As AI companies race to improve the accuracy of large language models (LLMs) and apps built on top of them, a startup that has emerged as a key partner in that effort is announcing a significant round of funding. Turing, which works with armies of engineers to contribute code to AI projects — including assisting in the building of LLMs for OpenAI and others, as well as creating generative AI apps for enterprises — has secured a $111 million Series E round, doubling its valuation to $2.2 billion.
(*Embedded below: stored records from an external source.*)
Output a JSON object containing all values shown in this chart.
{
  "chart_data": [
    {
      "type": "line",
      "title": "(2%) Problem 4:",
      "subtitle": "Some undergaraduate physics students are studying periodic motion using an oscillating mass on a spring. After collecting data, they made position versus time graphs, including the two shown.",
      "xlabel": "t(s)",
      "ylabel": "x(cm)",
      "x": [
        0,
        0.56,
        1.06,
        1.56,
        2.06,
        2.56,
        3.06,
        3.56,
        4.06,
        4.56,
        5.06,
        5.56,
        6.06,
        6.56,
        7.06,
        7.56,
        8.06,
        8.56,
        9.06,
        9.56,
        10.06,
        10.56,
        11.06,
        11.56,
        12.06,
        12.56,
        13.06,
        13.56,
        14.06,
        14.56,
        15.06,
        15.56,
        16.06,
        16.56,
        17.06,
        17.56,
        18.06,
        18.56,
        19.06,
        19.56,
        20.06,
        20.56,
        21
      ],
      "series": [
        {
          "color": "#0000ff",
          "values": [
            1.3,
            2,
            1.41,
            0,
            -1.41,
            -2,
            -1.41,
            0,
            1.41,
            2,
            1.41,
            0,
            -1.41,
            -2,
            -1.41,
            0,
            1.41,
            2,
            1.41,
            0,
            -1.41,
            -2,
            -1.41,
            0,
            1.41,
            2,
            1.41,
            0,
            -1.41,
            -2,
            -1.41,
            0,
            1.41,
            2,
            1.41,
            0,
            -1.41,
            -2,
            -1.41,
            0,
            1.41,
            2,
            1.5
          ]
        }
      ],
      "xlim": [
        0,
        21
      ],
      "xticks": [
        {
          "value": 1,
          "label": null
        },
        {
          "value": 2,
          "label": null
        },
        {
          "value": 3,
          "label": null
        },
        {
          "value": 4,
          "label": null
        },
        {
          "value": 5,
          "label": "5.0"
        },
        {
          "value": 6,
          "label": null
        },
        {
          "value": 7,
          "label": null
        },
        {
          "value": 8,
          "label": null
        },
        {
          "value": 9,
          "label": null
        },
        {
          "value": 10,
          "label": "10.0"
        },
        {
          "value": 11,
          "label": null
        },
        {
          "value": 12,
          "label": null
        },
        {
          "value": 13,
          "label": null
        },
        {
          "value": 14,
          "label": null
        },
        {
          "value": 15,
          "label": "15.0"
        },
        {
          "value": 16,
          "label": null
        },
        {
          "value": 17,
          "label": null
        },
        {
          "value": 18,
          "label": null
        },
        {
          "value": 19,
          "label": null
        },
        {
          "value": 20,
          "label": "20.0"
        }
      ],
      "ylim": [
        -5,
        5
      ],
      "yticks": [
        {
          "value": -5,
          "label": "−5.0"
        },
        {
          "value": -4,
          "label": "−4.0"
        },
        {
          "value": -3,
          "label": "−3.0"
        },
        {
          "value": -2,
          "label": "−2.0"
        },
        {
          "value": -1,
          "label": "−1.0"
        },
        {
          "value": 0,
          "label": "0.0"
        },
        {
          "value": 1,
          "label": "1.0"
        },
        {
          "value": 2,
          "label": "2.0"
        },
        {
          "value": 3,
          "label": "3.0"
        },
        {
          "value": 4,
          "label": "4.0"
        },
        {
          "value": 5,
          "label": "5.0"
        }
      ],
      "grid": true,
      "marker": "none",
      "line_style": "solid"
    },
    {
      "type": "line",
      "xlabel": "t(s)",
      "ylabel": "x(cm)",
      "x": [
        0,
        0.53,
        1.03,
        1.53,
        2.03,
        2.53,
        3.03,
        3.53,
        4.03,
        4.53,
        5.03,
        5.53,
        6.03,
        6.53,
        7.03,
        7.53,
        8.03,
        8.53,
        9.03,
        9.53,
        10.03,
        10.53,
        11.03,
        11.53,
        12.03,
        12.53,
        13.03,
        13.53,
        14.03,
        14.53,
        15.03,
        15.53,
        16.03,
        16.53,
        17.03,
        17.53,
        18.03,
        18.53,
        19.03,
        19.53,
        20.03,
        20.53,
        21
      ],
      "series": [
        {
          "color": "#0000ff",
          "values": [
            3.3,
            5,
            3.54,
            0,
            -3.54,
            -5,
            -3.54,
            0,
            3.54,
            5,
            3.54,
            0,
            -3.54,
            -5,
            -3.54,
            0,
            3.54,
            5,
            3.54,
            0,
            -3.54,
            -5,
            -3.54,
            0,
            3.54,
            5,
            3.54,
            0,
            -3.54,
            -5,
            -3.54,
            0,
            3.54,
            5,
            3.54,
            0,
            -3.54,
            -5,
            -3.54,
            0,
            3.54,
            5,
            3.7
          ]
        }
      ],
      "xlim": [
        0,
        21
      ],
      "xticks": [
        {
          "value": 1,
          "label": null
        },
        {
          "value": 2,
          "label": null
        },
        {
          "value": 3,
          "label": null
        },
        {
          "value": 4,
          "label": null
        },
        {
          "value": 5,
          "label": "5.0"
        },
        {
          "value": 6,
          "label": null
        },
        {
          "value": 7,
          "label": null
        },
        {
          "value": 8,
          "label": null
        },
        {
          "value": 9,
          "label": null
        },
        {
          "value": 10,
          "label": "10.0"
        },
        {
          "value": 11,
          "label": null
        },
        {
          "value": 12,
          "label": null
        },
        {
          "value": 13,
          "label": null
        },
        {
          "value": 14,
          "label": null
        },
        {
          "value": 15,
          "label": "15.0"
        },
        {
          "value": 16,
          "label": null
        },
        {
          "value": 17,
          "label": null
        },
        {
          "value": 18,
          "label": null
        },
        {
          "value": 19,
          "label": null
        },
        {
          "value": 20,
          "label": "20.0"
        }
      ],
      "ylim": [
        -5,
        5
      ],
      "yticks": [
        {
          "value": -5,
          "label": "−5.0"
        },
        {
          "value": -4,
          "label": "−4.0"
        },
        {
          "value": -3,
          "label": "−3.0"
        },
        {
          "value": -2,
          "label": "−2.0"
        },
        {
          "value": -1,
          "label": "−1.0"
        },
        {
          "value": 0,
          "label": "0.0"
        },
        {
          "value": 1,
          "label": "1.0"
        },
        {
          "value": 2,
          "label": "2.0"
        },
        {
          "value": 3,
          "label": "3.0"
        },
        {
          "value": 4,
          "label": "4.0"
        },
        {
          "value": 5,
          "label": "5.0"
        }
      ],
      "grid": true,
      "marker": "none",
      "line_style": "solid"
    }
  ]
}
Turing currently generates around $300 million in ARR (annualized revenue run rate), and when this latest round was priced, it stood at $167 million. That means the company is growing fast. It has also been profitable for around a year, according to CEO Jonathan Siddharth, who tells Tech Zone Daily the company plans to use the funding to expand its business to more customers and broaden its use cases.
Turing today says that it works with some 4 million coders around the world. The actual number of Turing employees is much smaller — it’s a figure in the hundreds, one of its investors said.
Malaysia’s sovereign wealth fund Khazanah Nasional Berhad is leading the new round, with participation also from WestBridge Capital, Sozo Ventures, UpHonest Capital, AltaIR Capital, Amino Capital, Plug and Play, MVP Ventures, Fortius Ventures, Gaingels, and Mastodon Capital Management. Palo Alto-based Turing has raised $225 million to date.
Turing’s turn as a major partner to AI companies was not how the company got its start. Originally, it was effectively an HR tech startup.
Specifically, its early product was a platform for vetting and hiring remote coders, a business that started to take off during the COVID-19 pandemic, as the world sought better tools to source and manage remote teams. That business was strong enough to catapult the company to “unicorn” status, impressing both customers and investors.
“When I first met them in 2018 my jaw dropped,” Sumir Chadha, a co-founder and managing partner at WestBridge, said in an interview, referring to how Siddharth seemingly upended the whole management consultancy and offshoring model. “You don’t need any of that. You don’t even need an HR staff. You can do it all with Turing and remote engineers.”
It was also strong enough to start catching a different kind of attention.
As a Semafor report from last year recounts, Siddharth was summoned in 2022 to OpenAI for a meeting, which he thought would be to talk about recruiting engineers for the startup. Instead, it turned out to be a proposition. OpenAI researchers had discovered that code added into training datasets helped improve the model’s reasoning capabilities, and it wanted Turing’s help to generate that code.
Siddharth obliged and that set off a whole new business focus for the startup, which he says now works with a number of foundational AI companies to provide similar services, as well as with companies that build apps on top of those LLMs.
“We could not have predicted the ChatGPT moment,” he said this week, and he couldn’t have predicted how the infrastructure he built for hiring coders would place Turing itself into the middle of the action. “I don’t think people knew how important software engineering tokens [would be] to teach an LLM to think and reason and code.”
But it hasn’t been a pivot. Siddharth was quick to correct me when I used the word, and he pointed out that Turing still generates substantial revenue from its older business sourcing coding talent, although he would not disclose how much.
“They are all growing,” he said of the different business lines. “We are stepping on the gas to scale up R&D, and scale up sales and marketing across all three businesses. We are in rapid expansion mode.”
However, the main focus in terms of new business, it seems, will be to continue doubling down on its work in AI as a coding provider for the building of future LLMs — a division Turing optimistically calls “Turing AGI Advancement” — and in its work on apps and services built on those LLMs — under the banner of “Turing Intelligence.”
Updated to include a more recent ARR figure.